Research also confirmed it carried only half the genes of its mother. Image credit: Lee G. Simmons)
Now a new study, published in the Journal of Heredity, concludes that sharks born to virgin mothers can survive over the long-term. Two daughters of a white-spotted bamboo shark virgin, for example, are now over five years old.
Scientists are still puzzled by this phenomenon, so Kevin Feldheim, manager of the Pritzker Laboratory for Molecular Systematics and Evolution at the Field Museum, also studied the shark sisters' genetic material to ensure that daddy wasn't just absent from their records, but that he never existed in the first place.
"Examination of highly variable sections of the genome prove that these young sharks had no father," Feldheim said. "These findings are remarkable because they tell us that some female sharks can produce litters of offspring without ever having mated with a male."
"We compared several sections of the genome between two of the young sharks and their mother," he added. "It turned out that all the genetic material in each of the young ones came from the mother, proving there was no father."
Although the shark mother was kept in a tank at the Belle Isle Aquarium in Detroit where only another female of a different but related species resided, genetic testing was needed to rule out the possibility that the female shark could have encountered male sperm earlier in her life.
Another DNA study performed by Queen's University, Belfast, scientists, found that the virgin offspring didn't share all of their mother's genes. Feldheim instead calls the sharks "half-clones."
Virgin birth, known as parthenogenesis, happens when an egg or ovum fuses with a cell called a sister polar body, a byproduct of ova production, rather than with male sperm, to promote cell division. According to Demian Chapman of the Institute for Ocean Conservation Science at Stony Brook University, co-author of the current study, the sister polar body is nearly genetically identical to the ovum.
He now believes, "parthenogenesis may not be as much of a dead-end mode of reproduction as we thought for these sharks."

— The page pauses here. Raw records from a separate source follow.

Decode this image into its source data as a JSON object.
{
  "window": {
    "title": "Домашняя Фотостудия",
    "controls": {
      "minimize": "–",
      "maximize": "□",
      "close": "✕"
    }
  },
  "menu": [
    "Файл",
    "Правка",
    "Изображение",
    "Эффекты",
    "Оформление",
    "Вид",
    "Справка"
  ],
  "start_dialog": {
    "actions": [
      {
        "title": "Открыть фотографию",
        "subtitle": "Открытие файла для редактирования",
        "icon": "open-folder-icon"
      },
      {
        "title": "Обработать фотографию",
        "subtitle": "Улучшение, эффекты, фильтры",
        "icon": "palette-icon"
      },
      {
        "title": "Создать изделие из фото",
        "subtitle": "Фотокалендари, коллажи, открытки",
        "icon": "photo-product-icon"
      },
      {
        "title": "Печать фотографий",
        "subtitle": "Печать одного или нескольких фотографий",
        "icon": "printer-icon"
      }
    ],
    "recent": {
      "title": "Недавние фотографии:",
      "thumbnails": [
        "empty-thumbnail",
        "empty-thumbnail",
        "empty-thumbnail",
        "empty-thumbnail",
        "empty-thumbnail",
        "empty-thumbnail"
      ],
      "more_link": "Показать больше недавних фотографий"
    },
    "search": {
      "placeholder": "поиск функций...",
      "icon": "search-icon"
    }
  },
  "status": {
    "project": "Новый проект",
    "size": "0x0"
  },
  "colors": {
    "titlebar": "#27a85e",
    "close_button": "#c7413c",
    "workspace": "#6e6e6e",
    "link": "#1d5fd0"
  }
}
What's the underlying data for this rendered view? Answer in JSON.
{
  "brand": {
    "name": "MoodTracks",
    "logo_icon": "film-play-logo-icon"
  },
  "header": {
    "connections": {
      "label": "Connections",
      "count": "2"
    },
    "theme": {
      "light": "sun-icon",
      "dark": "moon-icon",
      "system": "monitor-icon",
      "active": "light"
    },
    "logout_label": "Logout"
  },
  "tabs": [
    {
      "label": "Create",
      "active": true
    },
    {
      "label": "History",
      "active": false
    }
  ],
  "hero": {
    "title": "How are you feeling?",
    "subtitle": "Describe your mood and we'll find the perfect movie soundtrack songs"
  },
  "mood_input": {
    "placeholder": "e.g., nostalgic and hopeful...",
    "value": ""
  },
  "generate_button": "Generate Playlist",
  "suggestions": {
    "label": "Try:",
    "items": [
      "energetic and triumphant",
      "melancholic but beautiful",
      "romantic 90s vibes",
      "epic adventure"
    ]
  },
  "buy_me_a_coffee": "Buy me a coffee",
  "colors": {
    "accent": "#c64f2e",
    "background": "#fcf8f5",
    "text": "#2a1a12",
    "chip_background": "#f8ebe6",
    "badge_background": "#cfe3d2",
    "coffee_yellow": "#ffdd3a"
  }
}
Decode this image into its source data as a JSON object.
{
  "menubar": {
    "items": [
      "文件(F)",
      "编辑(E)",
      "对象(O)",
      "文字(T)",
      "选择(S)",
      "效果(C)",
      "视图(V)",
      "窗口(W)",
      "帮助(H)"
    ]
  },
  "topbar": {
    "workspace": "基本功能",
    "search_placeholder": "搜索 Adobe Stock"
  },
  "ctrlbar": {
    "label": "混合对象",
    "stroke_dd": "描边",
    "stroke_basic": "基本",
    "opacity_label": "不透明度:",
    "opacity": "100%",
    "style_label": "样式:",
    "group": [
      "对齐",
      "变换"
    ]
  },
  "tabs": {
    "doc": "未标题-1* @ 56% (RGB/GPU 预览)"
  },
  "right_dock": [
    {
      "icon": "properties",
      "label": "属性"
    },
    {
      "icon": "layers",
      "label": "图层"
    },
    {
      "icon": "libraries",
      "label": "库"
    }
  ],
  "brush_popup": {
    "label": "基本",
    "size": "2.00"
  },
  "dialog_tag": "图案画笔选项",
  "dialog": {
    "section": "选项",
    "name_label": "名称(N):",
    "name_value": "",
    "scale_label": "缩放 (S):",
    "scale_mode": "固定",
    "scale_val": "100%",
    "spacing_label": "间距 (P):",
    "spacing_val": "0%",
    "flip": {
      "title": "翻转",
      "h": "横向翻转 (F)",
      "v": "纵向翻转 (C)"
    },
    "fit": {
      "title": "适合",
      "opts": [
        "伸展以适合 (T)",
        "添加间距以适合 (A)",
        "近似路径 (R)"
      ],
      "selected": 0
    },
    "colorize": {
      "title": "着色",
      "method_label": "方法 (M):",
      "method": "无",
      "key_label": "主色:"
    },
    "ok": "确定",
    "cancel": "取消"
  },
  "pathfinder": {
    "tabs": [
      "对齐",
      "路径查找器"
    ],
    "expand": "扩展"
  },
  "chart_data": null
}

Douglas Sweet, who formerly worked at the Detroit aquarium and is now superintendent of the London State Fish Hatchery in London, Ohio, agrees with the new findings. He theorizes that virgin births first happened in isolated, non-captive female sharks, as a way to keep the population going even when mating wasn't possible.
"Sharks have been around for hundreds of millions of years," Sweet said. "I suspect they have some pretty interesting survival strategies that we are only now becoming aware of."